Our quantitative comparison of mobile and immobile embryos rules out a role for swimming motions of the embryo in both the timing and final shape of the embryonic chevrons, thereby corroborating and extending earlier evidence. This finding does not impact the acknowledged importance of the myotome's chevron shape for swimming mechanics.

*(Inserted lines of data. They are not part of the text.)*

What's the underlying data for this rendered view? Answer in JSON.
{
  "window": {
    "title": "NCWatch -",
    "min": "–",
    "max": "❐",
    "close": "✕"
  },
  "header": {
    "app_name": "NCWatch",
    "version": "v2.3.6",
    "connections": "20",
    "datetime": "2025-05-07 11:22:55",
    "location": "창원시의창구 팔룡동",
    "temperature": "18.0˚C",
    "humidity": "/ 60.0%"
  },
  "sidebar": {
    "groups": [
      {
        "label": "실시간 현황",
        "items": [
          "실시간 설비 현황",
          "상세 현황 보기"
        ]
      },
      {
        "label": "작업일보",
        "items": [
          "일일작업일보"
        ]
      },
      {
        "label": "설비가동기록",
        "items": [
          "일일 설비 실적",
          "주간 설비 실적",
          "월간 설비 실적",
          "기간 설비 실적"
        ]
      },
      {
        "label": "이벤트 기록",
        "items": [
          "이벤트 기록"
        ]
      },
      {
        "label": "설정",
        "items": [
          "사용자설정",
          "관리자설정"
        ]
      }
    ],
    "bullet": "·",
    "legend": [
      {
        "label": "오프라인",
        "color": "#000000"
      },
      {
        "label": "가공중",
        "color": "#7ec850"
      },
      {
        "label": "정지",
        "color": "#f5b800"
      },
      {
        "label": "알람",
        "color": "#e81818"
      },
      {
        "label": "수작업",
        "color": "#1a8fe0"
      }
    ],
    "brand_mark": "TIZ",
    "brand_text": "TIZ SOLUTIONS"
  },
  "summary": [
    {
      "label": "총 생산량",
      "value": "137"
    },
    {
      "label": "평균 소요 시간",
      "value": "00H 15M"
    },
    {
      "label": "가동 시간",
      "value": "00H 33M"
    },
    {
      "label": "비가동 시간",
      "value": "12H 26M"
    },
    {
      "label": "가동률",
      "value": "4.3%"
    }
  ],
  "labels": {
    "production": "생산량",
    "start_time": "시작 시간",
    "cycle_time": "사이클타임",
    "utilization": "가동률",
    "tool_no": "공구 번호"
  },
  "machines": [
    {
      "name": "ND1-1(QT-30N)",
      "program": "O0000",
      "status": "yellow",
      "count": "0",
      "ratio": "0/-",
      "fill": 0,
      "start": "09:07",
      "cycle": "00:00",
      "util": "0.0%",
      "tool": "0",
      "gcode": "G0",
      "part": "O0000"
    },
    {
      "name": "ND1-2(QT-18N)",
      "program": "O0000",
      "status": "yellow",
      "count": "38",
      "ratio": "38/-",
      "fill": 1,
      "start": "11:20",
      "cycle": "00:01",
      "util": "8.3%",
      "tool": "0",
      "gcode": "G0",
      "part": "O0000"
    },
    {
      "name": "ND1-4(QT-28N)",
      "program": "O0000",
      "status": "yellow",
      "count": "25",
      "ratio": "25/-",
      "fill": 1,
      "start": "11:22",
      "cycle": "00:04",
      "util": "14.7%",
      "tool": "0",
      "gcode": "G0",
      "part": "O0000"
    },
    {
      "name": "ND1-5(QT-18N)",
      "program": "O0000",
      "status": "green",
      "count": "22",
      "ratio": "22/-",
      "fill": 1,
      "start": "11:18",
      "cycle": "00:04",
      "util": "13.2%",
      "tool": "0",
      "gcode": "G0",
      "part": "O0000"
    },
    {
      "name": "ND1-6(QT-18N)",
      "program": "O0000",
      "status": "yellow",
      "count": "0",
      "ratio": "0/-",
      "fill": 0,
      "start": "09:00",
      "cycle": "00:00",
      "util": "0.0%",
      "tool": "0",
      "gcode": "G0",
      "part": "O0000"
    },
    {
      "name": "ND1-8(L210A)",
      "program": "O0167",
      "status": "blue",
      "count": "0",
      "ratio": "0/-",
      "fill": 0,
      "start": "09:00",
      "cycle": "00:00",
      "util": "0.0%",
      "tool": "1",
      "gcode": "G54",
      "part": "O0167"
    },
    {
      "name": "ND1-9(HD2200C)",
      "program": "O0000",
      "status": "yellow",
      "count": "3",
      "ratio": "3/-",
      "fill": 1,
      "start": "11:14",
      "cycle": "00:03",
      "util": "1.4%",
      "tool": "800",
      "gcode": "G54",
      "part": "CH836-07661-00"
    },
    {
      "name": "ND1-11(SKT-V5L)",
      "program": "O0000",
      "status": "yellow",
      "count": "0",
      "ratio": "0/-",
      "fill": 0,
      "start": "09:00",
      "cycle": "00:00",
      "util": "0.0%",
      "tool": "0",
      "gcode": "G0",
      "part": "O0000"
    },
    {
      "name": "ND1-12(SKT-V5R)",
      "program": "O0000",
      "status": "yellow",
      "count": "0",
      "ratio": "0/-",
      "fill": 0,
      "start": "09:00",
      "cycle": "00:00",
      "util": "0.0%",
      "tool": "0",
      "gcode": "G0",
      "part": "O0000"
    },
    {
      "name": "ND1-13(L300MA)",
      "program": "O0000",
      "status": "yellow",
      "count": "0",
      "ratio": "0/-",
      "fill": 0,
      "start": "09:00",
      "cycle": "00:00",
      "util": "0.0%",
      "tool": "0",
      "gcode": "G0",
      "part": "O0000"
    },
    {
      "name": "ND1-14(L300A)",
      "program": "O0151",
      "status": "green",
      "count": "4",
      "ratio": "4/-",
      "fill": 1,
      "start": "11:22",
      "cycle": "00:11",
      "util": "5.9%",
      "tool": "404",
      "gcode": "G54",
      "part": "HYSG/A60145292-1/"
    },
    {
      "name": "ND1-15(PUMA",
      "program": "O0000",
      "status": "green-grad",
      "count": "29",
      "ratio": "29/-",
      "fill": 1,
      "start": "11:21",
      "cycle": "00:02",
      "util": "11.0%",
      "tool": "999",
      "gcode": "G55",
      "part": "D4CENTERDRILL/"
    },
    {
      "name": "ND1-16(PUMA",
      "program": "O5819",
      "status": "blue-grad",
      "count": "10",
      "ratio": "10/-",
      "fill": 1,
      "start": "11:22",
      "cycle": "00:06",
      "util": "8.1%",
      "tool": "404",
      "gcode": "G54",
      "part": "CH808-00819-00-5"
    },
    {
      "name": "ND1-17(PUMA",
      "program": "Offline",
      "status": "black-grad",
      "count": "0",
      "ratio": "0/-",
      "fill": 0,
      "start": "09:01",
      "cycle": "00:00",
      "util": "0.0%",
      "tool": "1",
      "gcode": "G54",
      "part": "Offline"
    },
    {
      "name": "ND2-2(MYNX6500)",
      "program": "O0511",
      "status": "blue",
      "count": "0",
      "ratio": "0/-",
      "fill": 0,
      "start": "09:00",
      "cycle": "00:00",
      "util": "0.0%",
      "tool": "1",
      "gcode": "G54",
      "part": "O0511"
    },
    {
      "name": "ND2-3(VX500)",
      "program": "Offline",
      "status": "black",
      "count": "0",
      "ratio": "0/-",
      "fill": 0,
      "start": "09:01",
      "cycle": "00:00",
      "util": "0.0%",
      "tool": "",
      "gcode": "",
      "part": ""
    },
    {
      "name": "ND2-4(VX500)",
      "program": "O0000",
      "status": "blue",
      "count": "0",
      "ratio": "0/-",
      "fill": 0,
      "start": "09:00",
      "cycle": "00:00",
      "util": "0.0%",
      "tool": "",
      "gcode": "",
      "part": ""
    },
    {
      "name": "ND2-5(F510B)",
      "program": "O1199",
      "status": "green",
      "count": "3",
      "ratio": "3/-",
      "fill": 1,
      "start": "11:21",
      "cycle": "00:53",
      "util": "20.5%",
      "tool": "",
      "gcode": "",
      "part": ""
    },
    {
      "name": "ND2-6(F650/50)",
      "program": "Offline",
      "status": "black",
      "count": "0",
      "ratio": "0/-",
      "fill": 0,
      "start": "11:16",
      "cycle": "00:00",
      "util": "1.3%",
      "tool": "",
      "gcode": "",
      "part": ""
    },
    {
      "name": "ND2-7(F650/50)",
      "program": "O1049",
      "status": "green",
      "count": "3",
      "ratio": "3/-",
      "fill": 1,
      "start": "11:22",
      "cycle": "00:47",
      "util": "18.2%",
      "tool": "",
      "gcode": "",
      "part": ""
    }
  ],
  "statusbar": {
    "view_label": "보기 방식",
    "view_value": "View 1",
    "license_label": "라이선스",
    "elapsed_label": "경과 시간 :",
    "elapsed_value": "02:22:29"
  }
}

We quantified final chevron angles as function of segment index and found a monotonic increase for segments 4–7 that also start formation simultaneously, whereas segments 1 and 2 do not form chevrons (Fig. 3). An earlier report described this transition between segments 4 and 5 (van Raamsdonk et al., 1974a), instead of segment 3, which may reflect the lower spatial and temporal resolution of earlier methods. However, van Raamsdonk et al. used a slightly lower temperature, which might shift the transition. Our data rule out the simple templating hypothesis according to which each angle is just a copy of its earlier formed anterior neighbour. This observation agrees with the results of Riedel-Kruse et al. (Riedel-Kruse et al., 2007) in which correct segmentation was transiently perturbed and then rescued. Although segments 7–17 did not form correctly and thereby would be unable to pass on a chevron pattern, the more posterior segments were shaped as chevrons again. Recently, Windner et al. (Windner et al., 2012) rescued defective somitogenesis in the fss mutant by transient expression of the Fss/Tbx6 protein. They observed one or two contiguous chevrons, where the tissue immediately anterior was not chevron shaped, again inconsistent with a simple templating mechanism for chevron formation. Nevertheless, the posterior boundary of any segment is the anterior boundary for the next segment and can thereby influence its shape.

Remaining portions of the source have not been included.